Captain Forever Wins IGF China
The first of many plaudits is draped on Captain Forever. All is right in the world.
We proselytize about this game often; a few words about its design.
In Captain Forever, the player constructs a ship. That ship is then tested against algorithmically generated ships that drift slowly through the game’s infinite playfield. Scavenging the parts of destroyed ships, your ship grows and evolves. There are ten levels of girder, thruster, and guns – on a scale from green to white. The game always sends some ships of a much higher level into the fray, providing that oh-crap-time-to-run kind of feeling. Green is prey, white is terror. As in Spore, skillful play enables you to later be that massive ship, fearlessly preying on smaller and weaker ships. The feeling of mastery over previously mighty enemies rarely so delightful.
As a soundbite, Captain Forever is what I wanted Spore to be. Not the intricate simulation, but what most excited me about Spore: meaningful construction. The placement of parts on your ship has a deep, satisfying impact on how effective that ship will be in the ecosystem of the game. It also has an immediate, visceral impact on the feel of control. A well-constructed ship both feels good to control and is effective in the game. It’s a perfect marriage of construction and utility, a perfect balance between skill and construction. There are so many strategies and so many ways to build an effective ship. Depending on your construction, you may adopt a new style of play. Or you may see a particular ship you want to attack, and quickly rebuild to a more optimized battle configuration. It’s so fluid; building happens in the middle of battle. The marriage of construction and play is seamless and simultaneous. The game’s ecosystem is perfect in conveying meaning to your construction.

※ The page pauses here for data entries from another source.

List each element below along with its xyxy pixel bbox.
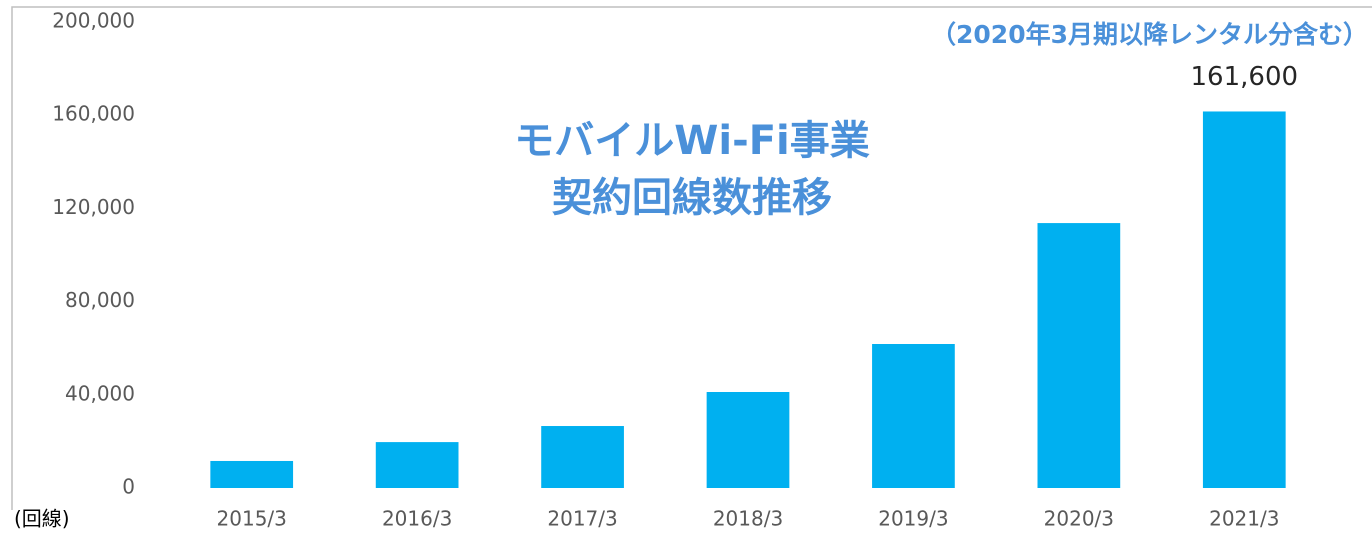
chart-title: モバイルWi-Fi事業 (514, 118, 869, 164)
bar (706, 392, 790, 488)
y-tick-label: 40,000 (65, 381, 135, 405)
x-tick-label: 2018/3 (713, 507, 783, 531)
y-tick-label: 80,000 (65, 288, 135, 312)
bar (1037, 223, 1121, 489)
bar (1202, 111, 1286, 489)
y-tick-label: 160,000 (52, 102, 135, 126)
bar (375, 442, 459, 488)
annotation: （2020年3月期以降レンタル分含む） (931, 20, 1368, 49)
x-tick-label: 2020/3 (1044, 507, 1114, 531)
frame (11, 6, 1372, 510)
y-unit: (回線) (14, 507, 70, 531)
data-label: 161,600 (1191, 62, 1299, 92)
y-tick-label: 0 (122, 475, 135, 499)
x-tick-label: 2017/3 (547, 507, 617, 531)
x-tick-label: 2021/3 (1209, 507, 1279, 531)
bar (210, 460, 294, 488)
y-tick-label: 200,000 (52, 9, 135, 33)
x-tick-label: 2019/3 (878, 507, 948, 531)
x-tick-label: 2015/3 (217, 507, 287, 531)
bar (541, 426, 624, 488)
y-tick-label: 120,000 (52, 195, 135, 219)
bar (872, 344, 955, 488)
x-tick-label: 2016/3 (382, 507, 452, 531)
chart-title: 契約回線数推移 (552, 175, 832, 221)
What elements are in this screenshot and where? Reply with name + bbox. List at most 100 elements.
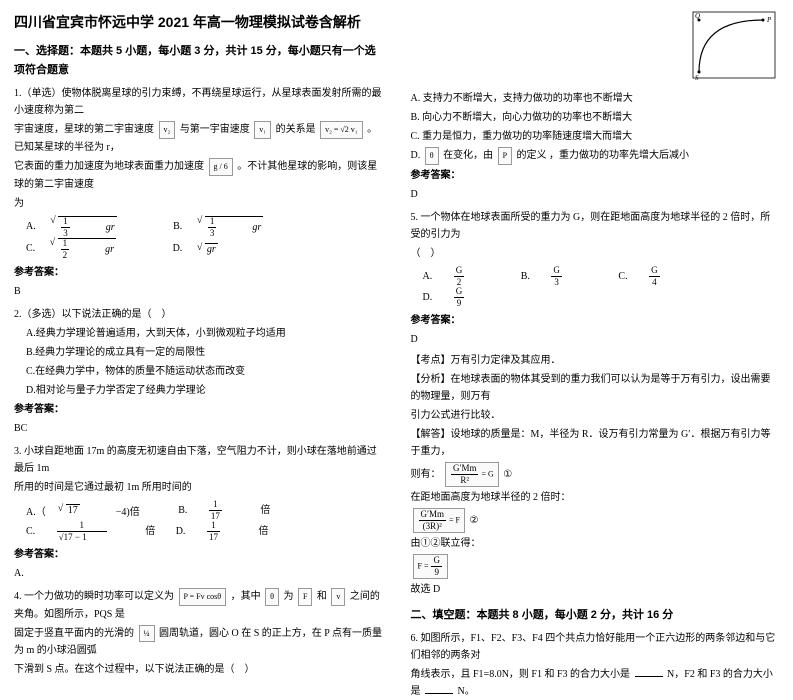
dC: 4 (649, 277, 660, 287)
q1-t1: 宇宙速度，星球的第二宇宙速度 (14, 124, 154, 135)
q2-A: A.经典力学理论普遍适用，大到天体，小到微观粒子均适用 (26, 325, 383, 342)
q5-jieda-e: 故选 D (411, 581, 780, 598)
question-2: 2.（多选）以下说法正确的是（ ） A.经典力学理论普遍适用，大到天体，小到微观… (14, 306, 383, 437)
q6-t3: N。 (458, 686, 475, 697)
question-1: 1.（单选）使物体脱离星球的引力束缚，不再绕星球运行，从星球表面发射所需的最小速… (14, 85, 383, 299)
q1-options: A. 13gr B. 13gr C. 12gr D. gr (26, 216, 383, 260)
q4-t6: 固定于竖直平面内的光滑的 (14, 628, 134, 639)
jdb-t: 则有： (411, 468, 441, 479)
nD: G (454, 287, 465, 298)
q5-answer: D (411, 331, 780, 348)
q4-t1: 4. 一个力做功的瞬时功率可以定义为 (14, 591, 174, 602)
q3-optA-l: A.（ (26, 503, 46, 518)
q5-lA: A. (423, 271, 433, 282)
rad17: 17 (66, 504, 80, 516)
q5-optA: A. G2 (423, 266, 501, 287)
section-2-title: 二、填空题：本题共 8 小题，每小题 2 分，共计 16 分 (411, 606, 780, 625)
q1-t2: 与第一宇宙速度 (180, 124, 250, 135)
q4-optA: A. 支持力不断增大，支持力做功的功率也不断增大 (411, 90, 780, 107)
v1-symbol: v₁ (254, 121, 271, 139)
v-symbol: v (331, 588, 345, 606)
q3-optB: B. 117 倍 (178, 500, 270, 521)
q4-t4: 和 (317, 591, 327, 602)
question-6: 6. 如图所示，F1、F2、F3、F4 四个共点力恰好能用一个正六边形的两条邻边… (411, 630, 780, 700)
blank-1 (635, 667, 663, 677)
v2-symbol: v₂ (159, 121, 176, 139)
v2-eq: v₂ = √2 v₁ (320, 121, 362, 139)
q5-optD: D. G9 (423, 287, 501, 308)
q2-C: C.在经典力学中，物体的质量不随运动状态而改变 (26, 363, 383, 380)
q1-line4: 为 (14, 195, 383, 212)
left-column: 四川省宜宾市怀远中学 2021 年高一物理模拟试卷含解析 一、选择题：本题共 5… (0, 0, 397, 561)
arc-figure: Q P S (689, 10, 779, 82)
q2-stem: 2.（多选）以下说法正确的是（ ） (14, 306, 383, 323)
q3-optC: C. 1√17 − 1 倍 (26, 521, 155, 542)
q3-optA: A.（ 17 −4)倍 (26, 503, 158, 518)
q5-options: A. G2 B. G3 C. G4 D. G9 (423, 266, 780, 308)
q3-options: A.（ 17 −4)倍 B. 117 倍 C. 1√17 − 1 倍 D. 117 … (26, 500, 383, 542)
circ1: ① (503, 468, 512, 479)
q5-stem2: （ ） (411, 245, 780, 262)
q1-optD-label: D. (173, 243, 183, 254)
nB: G (551, 266, 562, 277)
theta-symbol: θ (265, 588, 279, 606)
q2-B: B.经典力学理论的成立具有一定的局限性 (26, 344, 383, 361)
q1-optD: D. gr (173, 243, 254, 255)
q5-lD: D. (423, 292, 433, 303)
q4-answer: D (411, 186, 780, 203)
q1-answer: B (14, 283, 383, 300)
frac-G-9: G9 (454, 287, 483, 308)
answer-label: 参考答案： (14, 546, 383, 563)
q1-optA: A. 13gr (26, 216, 153, 238)
q4-optB: B. 向心力不断增大，向心力做功的功率也不断增大 (411, 109, 780, 126)
formula-GMR2: G′MmR² = G (445, 462, 499, 487)
q5-jieda-d2: F = G9 (411, 554, 780, 579)
q4-t2: ，其中 (231, 591, 261, 602)
q3-optA-r: −4)倍 (116, 503, 140, 518)
p-symbol-2: P (498, 147, 512, 165)
q2-D: D.相对论与量子力学否定了经典力学理论 (26, 382, 383, 399)
q5-fenxi-b: 引力公式进行比较． (411, 407, 780, 424)
q1-line3: 它表面的重力加速度为地球表面重力加速度 g / 6 。不计其他星球的影响，则该星… (14, 158, 383, 193)
q5-lB: B. (521, 271, 530, 282)
q5-kaodian: 【考点】万有引力定律及其应用． (411, 352, 780, 369)
q1-optC-label: C. (26, 243, 35, 254)
sqrt-icon: 17 (64, 504, 98, 516)
q4-D-l: D. (411, 150, 421, 161)
frac-1-17b: 117 (207, 521, 238, 542)
frac-1-r17m1: 1√17 − 1 (57, 521, 125, 542)
q3-optD: D. 117 倍 (176, 521, 269, 542)
frac-G-3: G3 (551, 266, 580, 287)
question-3: 3. 小球自距地面 17m 的高度无初速自由下落，空气阻力不计，则小球在落地前通… (14, 443, 383, 582)
q5-jieda-d: 由①②联立得： (411, 535, 780, 552)
formula-FG9: F = G9 (413, 554, 448, 579)
nA: G (454, 266, 465, 277)
q1-line2: 宇宙速度，星球的第二宇宙速度 v₂ 与第一宇宙速度 v₁ 的关系是 v₂ = √… (14, 121, 383, 156)
q5-jieda-b: 则有： G′MmR² = G ① (411, 462, 780, 487)
q4-D-r: 的定义 ，重力做功的功率先增大后减小 (517, 150, 690, 161)
q5-stem: 5. 一个物体在地球表面所受的重力为 G，则在距地面高度为地球半径的 2 倍时，… (411, 209, 780, 243)
formula-GM3R2: G′Mm(3R)² = F (413, 508, 465, 533)
answer-label: 参考答案： (411, 167, 780, 184)
sqrt-icon: 13gr (56, 216, 134, 238)
q3-optC-l: C. (26, 526, 35, 537)
q5-lC: C. (618, 271, 627, 282)
q4-line2: 固定于竖直平面内的光滑的 ¼ 圆周轨道，圆心 O 在 S 的正上方，在 P 点有… (14, 625, 383, 660)
q4-t3: 为 (283, 591, 293, 602)
q3-optD-l: D. (176, 526, 186, 537)
q5-jieda-c2: G′Mm(3R)² = F ② (411, 508, 780, 533)
question-4: 4. 一个力做功的瞬时功率可以定义为 P = Fv cosθ ，其中 θ 为 F… (14, 588, 383, 678)
q3-optB-l: B. (178, 505, 187, 516)
q5-optC: C. G4 (618, 266, 695, 287)
q3-line2: 所用的时间是它通过最初 1m 所用时间的 (14, 479, 383, 496)
q5-optB: B. G3 (521, 266, 598, 287)
q4-optC: C. 重力是恒力，重力做功的功率随速度增大而增大 (411, 128, 780, 145)
frac-G-2: G2 (454, 266, 483, 287)
den17b: 17 (207, 532, 220, 542)
q5-fenxi-a: 【分析】在地球表面的物体其受到的重力我们可以认为是等于万有引力，设出需要的物理量… (411, 371, 780, 405)
q4-optD: D. θ 在变化，由 P 的定义 ，重力做功的功率先增大后减小 (411, 147, 780, 165)
dD: 9 (454, 298, 465, 308)
answer-label: 参考答案： (14, 401, 383, 418)
sqrt-icon: 13gr (203, 216, 281, 238)
q1-optB: B. 13gr (173, 216, 299, 238)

The game is an epic moment generator. As you fly around, there is running internal monologue: can I defeat that ship? Will it be worth the damage I’ll sustain? How does that ship stack up against my current construction? Can I destroy that ship without damaging the parts I want? What will my ship be if I get those pieces? Sometimes an attack on a massive ship many levels higher than you will result in the destruction of most of your ship. But sometimes you’re able to worm your way into the innards of that ship, a parasite, and chip away at its core until it succumbs. A fight might take five minutes to complete. And then a mad scramble to rebuild before the next massive enemy frigate rolls through. First girders, then steering jets, then a gun of some kind. You must always be ready to zip away, and that means having a balanced controllable ship at all times.

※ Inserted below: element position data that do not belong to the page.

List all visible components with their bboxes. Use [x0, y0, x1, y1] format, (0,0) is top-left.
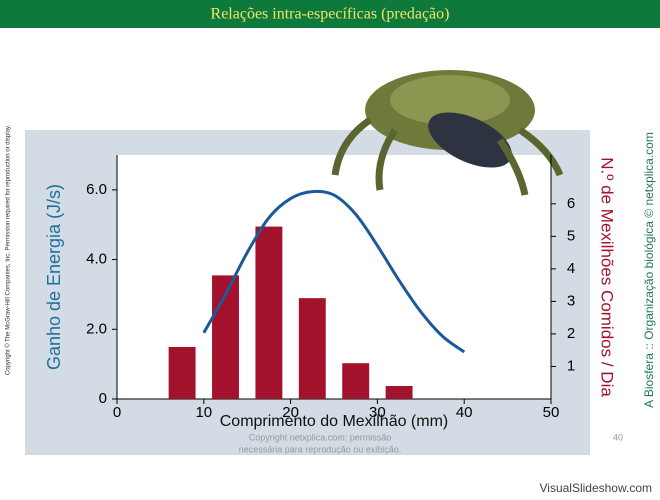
- footer-line: Copyright netxplica.com: permissão: [249, 432, 392, 442]
- y2-tick-label: 1: [567, 357, 575, 374]
- footer-line: necessária para reprodução ou exibição.: [239, 444, 402, 454]
- right-note: A Biosfera :: Organização biológica © ne…: [642, 132, 656, 408]
- y2-tick-label: 6: [567, 195, 575, 212]
- y2-tick-label: 3: [567, 292, 575, 309]
- bar: [168, 346, 196, 399]
- crab: [331, 70, 564, 196]
- y-tick-label: 6.0: [86, 181, 107, 198]
- x-tick-label: 50: [543, 404, 560, 421]
- x-tick-label: 0: [113, 404, 121, 421]
- x-tick-label: 10: [195, 404, 212, 421]
- x-tick-label: 40: [456, 404, 473, 421]
- bar: [385, 385, 413, 399]
- y2-axis-label: N.º de Mexilhões Comidos / Dia: [598, 157, 617, 397]
- bar: [255, 226, 283, 399]
- y-axis-label: Ganho de Energia (J/s): [44, 184, 64, 370]
- header-band: [0, 0, 660, 28]
- left-note: Copyright © The McGraw-Hill Companies, I…: [5, 125, 12, 376]
- y-tick-label: 0: [99, 390, 107, 407]
- y2-tick-label: 5: [567, 227, 575, 244]
- y-tick-label: 4.0: [86, 251, 107, 268]
- x-tick-label: 30: [369, 404, 386, 421]
- watermark: VisualSlideshow.com: [539, 481, 652, 495]
- line: [202, 189, 466, 354]
- y2-tick-label: 2: [567, 325, 575, 342]
- header-title: Relações intra-específicas (predação): [211, 6, 450, 23]
- bar: [342, 363, 370, 399]
- bar: [298, 298, 326, 399]
- page-number: 40: [613, 432, 623, 442]
- y-tick-label: 2.0: [86, 320, 107, 337]
- x-axis-label: Comprimento do Mexilhão (mm): [220, 413, 449, 430]
- y2-tick-label: 4: [567, 260, 575, 277]
- x-tick-label: 20: [282, 404, 299, 421]
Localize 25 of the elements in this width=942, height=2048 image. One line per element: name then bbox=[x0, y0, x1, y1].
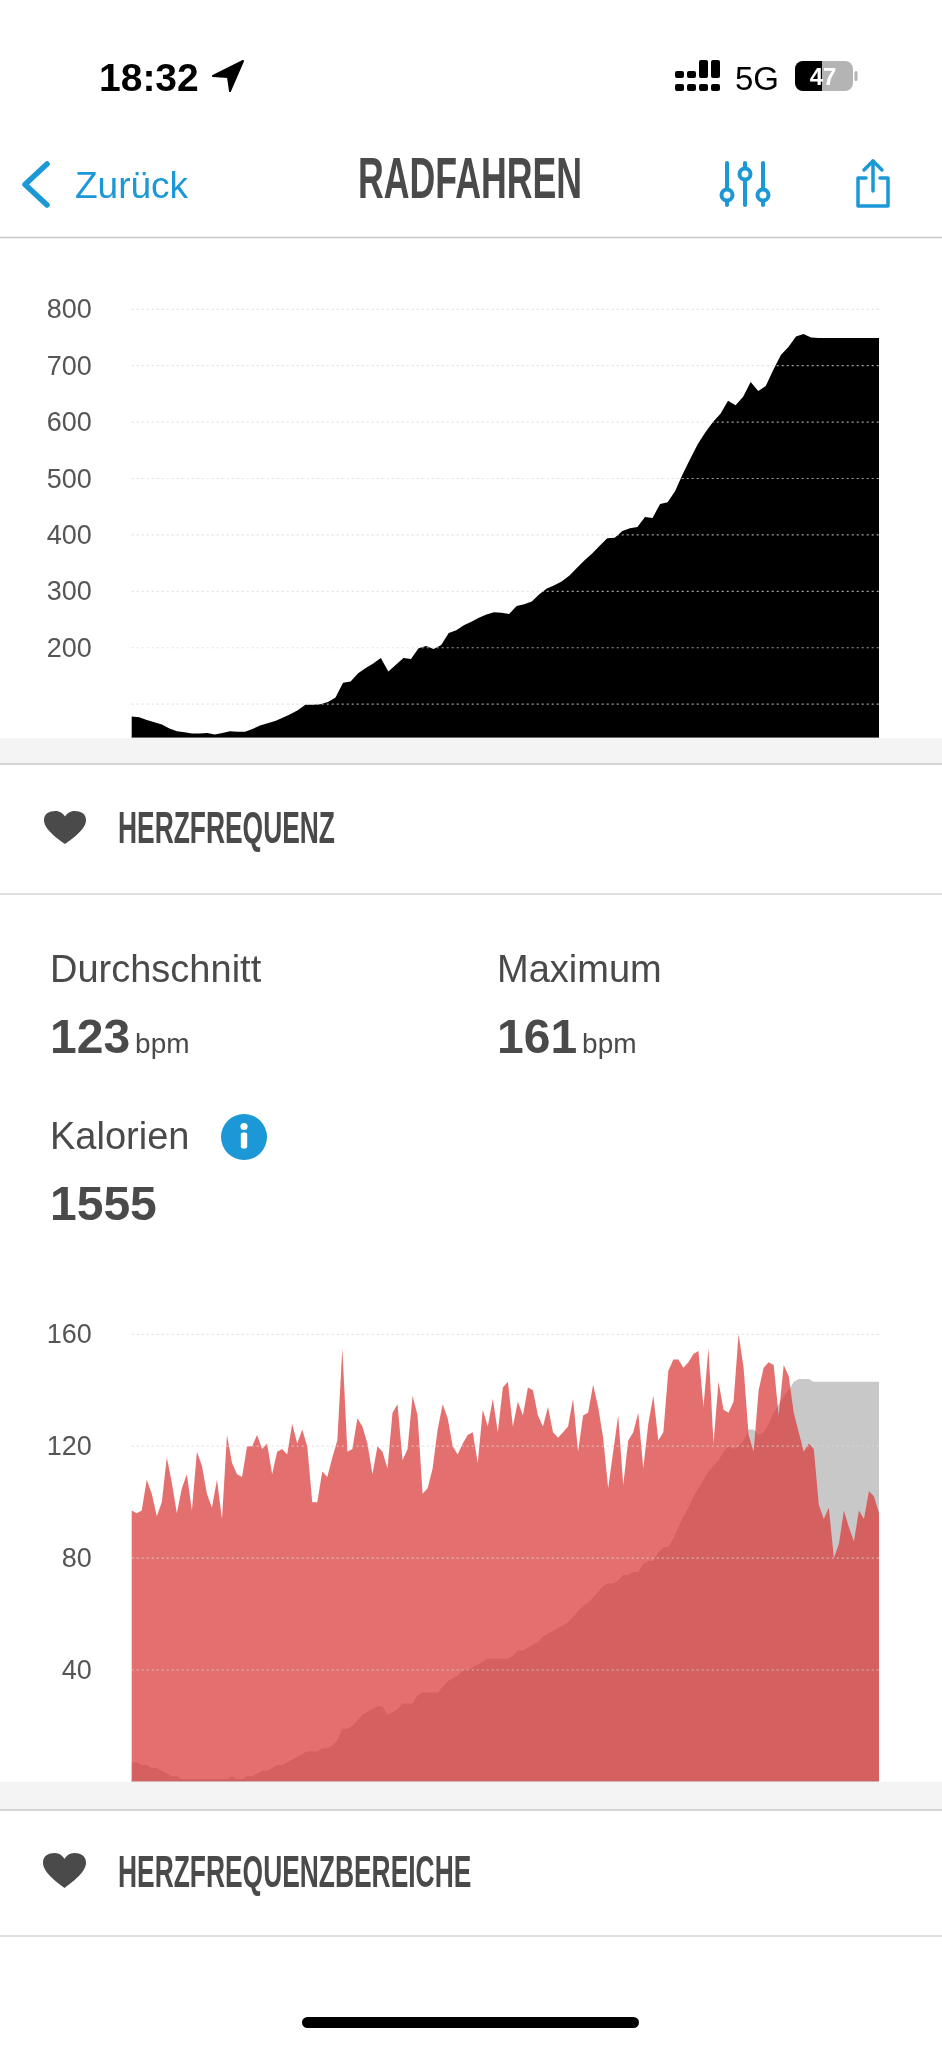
y-tick-label: 500 bbox=[46, 463, 92, 494]
y-tick-label: 200 bbox=[46, 632, 92, 663]
text: 123 bbox=[50, 1010, 131, 1063]
text: RADFAHREN bbox=[358, 145, 582, 211]
y-tick-label: 800 bbox=[46, 294, 92, 325]
text: bpm bbox=[135, 1028, 190, 1059]
text: 161 bbox=[497, 1010, 578, 1063]
text: 1555 bbox=[50, 1177, 157, 1230]
text: HERZFREQUENZBEREICHE bbox=[118, 1846, 472, 1897]
text: Zurück bbox=[75, 165, 189, 206]
y-tick-label: 300 bbox=[46, 576, 92, 607]
y-tick-label: 160 bbox=[46, 1319, 92, 1350]
text: bpm bbox=[582, 1028, 637, 1059]
y-tick-label: 120 bbox=[46, 1431, 92, 1462]
y-tick-label: 600 bbox=[46, 407, 92, 438]
y-tick-label: 40 bbox=[61, 1655, 92, 1685]
text: Durchschnitt bbox=[50, 948, 262, 990]
text: HERZFREQUENZ bbox=[118, 802, 335, 853]
text: Maximum bbox=[497, 948, 662, 990]
text: 18:32 bbox=[99, 56, 199, 99]
y-tick-label: 400 bbox=[46, 519, 92, 550]
text: 5G bbox=[735, 60, 780, 97]
y-tick-label: 80 bbox=[61, 1543, 92, 1574]
text: Kalorien bbox=[50, 1115, 190, 1157]
y-tick-label: 700 bbox=[46, 350, 92, 381]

It’s also possible to ‘kite’ two large ships together. Higher level ships ignore the puny unless provoked. Provoking two ships and running them into each other to wear them down a bit is obscenely satisfying. It’s just so good.
Nuts and Bolts
There are hundreds of small, brilliant decisions that make all this work. Many of them are tuning: Box2d is used masterfully here, and each level of girder, and gun, and thruster is immaculately tuned to its own level and to the other levels. A purple thruster on a ship made of orange pieces means crazy speed. Orange thrusters on a ship made of purple girders leaves your ship pathetic, unmaneuverable. Guns are relatively light, but they need girder space.
Construction is simple and intuitive. As you click and drag a piece around, it tries to orient to the nearest attachable surface. It does this just slowly enough to allow you to fiddle pieces to just the position you want. I still occasionally pull off a piece unintentionally, but I always feel as though it’s my fault; I was hurrying too much and slipped up. This is perhaps the most difficult interface problem in this design, and it’s been solved masterfully. You don’t think about it, you just put the pieces where you want them. No small design feat.

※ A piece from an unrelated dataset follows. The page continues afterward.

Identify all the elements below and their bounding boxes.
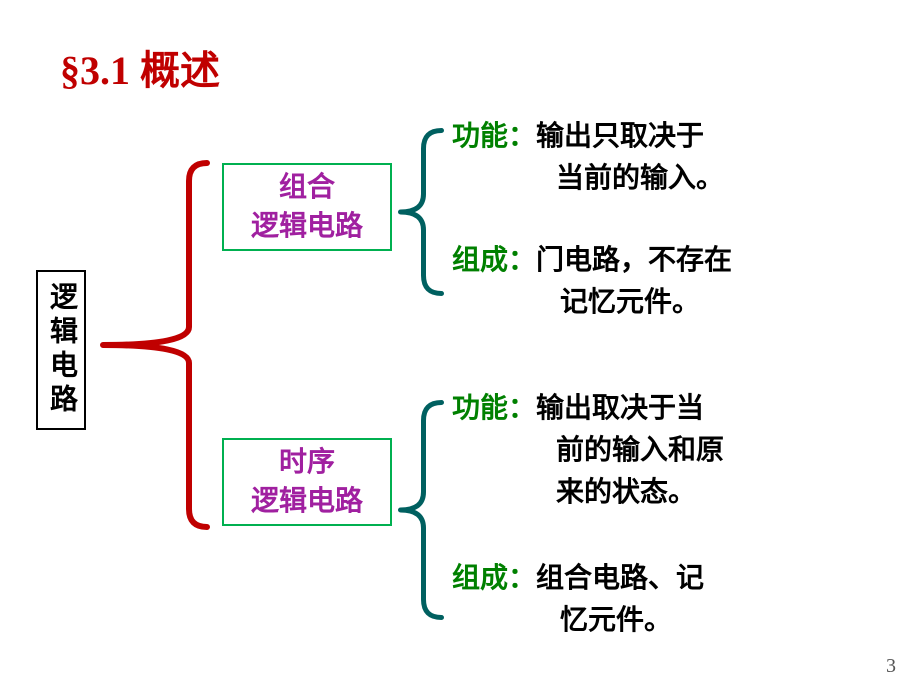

Another brilliant design cluster is in the notion of ship “hearts”, and the tree branch model of damage and destruction Farbs employs. To win another ship’s pieces, you must destroy its heart. But its heart is often its center, the main note to which all other pieces are attached. Ipso facto, it’s difficult to shoot, especially without destroying other parts. But the whole reason you attack a ship is to get its parts. This tension, between desire and danger, is exquisite. Likewise, when a piece is destroyed, all pieces attached to that piece are also destroyed. This forces even greater caution and though in one’s angle of approach on a potentially lucritive enemy target. You can’t try to blow off just a wing and then salvage the bits that break loose: you have to go whole hog, all or nothing. You have to destroy the ship to save the wing, with all its juicy gun and thruster goodness. This is just plain old fashioned awesome game design. Pure, elegant, excellent.
This game tickles my brain in all the right ways. It is, as so many other great games have been, a recombination of familiar elements. In the relationships between these elements, Farbs has found something new, beautiful, and elegant. A well deserved win for Farbs and his amazing game. Cheers.